Goodbye Norma Bates: Letting go of the past

Can we ever escape the past? Maybe it isn’t about escaping the past but rather, letting go of the past.  When we’re trying to escape the past, aren’t we really just fighting an insane battle to cover it up and avoid the inevitability of letting it go?

 

I suppose, for Netflix viewers, I should include a spoiler alert(!)

 

I’ve been a somewhat skeptical viewer of Bates Motel since the show’s first episode. Both Vera Farmigia and Freddie Highmore have given the given the show some moments worth watching but from the very first episode, my jaw has dropped every time the production has juxtaposed the show’s early 1960’s roots with current markers such as texting on smartphones and high-tech, marijuana grow ops. The original “Psycho” House and Motel are jammed into the modern landscape with such jarring insistence, I kept asking “What’s going on!?”

The show is relocated from the movie’s Fairvale, California location to somewhere outside of Portland, Oregon — home, apparently, these days for much weirdness — and, being an Oregon resident, I’m always interested in seeing the purported local landscape (the show is actually filmed in British Columbia) on network television. I’ve also been fascinated by the fact that there are so many elements from the original movie that have been encased in amber and presented as though no time has passed. The house is jammed with antique furniture. Norma drives a wonderful 1968 Mercedes (I have a 1982 204d!). The motel’s neon sign would have long ago been replaced but there it is, just down the hill from the Victorian Gothic house looking exactly like the house in the 1960 movie.
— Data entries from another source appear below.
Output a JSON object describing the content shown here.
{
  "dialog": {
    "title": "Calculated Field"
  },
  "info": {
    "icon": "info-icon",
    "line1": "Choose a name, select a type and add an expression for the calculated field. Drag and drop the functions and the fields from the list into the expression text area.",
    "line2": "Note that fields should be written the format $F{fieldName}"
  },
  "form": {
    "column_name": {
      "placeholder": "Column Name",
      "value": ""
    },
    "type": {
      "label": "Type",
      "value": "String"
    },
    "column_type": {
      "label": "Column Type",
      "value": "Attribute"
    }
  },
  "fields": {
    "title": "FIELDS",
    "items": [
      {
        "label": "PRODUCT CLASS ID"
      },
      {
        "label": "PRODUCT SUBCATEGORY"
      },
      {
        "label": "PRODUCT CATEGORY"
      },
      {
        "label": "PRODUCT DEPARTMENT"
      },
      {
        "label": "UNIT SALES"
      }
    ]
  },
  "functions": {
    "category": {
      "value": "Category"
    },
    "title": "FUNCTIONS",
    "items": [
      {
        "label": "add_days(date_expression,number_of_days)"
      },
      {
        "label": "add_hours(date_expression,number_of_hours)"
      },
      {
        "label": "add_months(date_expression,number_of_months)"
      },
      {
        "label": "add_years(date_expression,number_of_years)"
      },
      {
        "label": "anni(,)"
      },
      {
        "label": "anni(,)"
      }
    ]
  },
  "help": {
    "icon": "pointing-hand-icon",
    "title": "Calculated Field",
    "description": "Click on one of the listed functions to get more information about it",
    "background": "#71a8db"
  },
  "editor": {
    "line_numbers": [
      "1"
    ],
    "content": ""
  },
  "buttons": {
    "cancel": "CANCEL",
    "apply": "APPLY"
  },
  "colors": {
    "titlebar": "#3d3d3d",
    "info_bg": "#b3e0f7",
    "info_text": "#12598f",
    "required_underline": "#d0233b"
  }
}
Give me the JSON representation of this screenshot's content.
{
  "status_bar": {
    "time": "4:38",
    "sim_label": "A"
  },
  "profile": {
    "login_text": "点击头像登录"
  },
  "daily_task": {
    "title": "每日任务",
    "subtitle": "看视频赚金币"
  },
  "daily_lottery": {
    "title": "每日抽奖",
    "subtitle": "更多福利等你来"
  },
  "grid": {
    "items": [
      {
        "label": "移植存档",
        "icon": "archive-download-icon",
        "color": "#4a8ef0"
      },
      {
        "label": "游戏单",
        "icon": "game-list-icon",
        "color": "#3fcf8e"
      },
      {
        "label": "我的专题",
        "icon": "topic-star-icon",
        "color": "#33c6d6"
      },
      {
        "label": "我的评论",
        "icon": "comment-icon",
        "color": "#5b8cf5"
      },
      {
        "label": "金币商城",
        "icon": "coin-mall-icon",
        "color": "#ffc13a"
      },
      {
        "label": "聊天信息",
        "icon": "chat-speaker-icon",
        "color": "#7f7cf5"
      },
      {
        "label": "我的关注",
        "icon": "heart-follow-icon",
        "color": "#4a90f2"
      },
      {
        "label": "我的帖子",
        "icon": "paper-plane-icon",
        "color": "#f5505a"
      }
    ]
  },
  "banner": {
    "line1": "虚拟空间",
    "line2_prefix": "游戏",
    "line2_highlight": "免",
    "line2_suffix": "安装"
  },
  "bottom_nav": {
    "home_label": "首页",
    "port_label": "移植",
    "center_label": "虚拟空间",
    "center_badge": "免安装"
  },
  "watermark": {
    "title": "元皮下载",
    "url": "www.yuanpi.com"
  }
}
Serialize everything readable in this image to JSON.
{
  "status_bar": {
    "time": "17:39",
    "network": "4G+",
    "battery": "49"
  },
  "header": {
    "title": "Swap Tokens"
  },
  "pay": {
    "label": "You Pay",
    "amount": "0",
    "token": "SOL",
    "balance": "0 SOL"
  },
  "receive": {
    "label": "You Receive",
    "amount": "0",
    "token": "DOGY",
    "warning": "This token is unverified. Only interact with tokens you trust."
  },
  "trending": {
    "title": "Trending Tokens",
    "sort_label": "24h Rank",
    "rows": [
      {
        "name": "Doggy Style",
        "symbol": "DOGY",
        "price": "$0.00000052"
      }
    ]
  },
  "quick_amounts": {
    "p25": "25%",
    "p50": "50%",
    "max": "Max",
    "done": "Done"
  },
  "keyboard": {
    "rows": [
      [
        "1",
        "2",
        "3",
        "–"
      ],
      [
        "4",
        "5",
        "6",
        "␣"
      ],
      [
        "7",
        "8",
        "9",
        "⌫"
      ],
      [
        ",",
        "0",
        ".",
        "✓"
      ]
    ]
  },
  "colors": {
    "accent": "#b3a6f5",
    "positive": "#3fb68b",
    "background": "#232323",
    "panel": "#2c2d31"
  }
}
I’ve watched the show’s progress for four seasons, often wondering how (or if) they were going to connect the TV show with the climactic scene in the movie when it is suddenly revealed that Norman Bates’ mother has already been dead for years.

Watching the final episode of season 4, I was impressed by Freddie Highmore’s excellent performance as he displayed Norman’s insistence on holding on to his Mother and — my ah-hah moment — the past. I suddenly began to see the arc of the show as a commentary about holding onto the past. While many elements of the show have suggested the theme that ‘You can’t the escape the past“, it suddenly seemed clear to me that, in fact, the point is actually about how destructive it is to hold on to the past and refuse to let it go. Norman goes to the point of actually gluing poor dead Norma’s eyes open — talk about not letting go!

In fact, by seeking to escape our past and struggling so hard to cover it up, we hold on more and more tightly to those things that we’re refusing to just let go of.  Letting go is resolving to accept the past, just the way it is, and moving forward. Otherwise, we hold on to the past as it festers into ever more grotesque echoes of exactly the things that we’re trying to escape.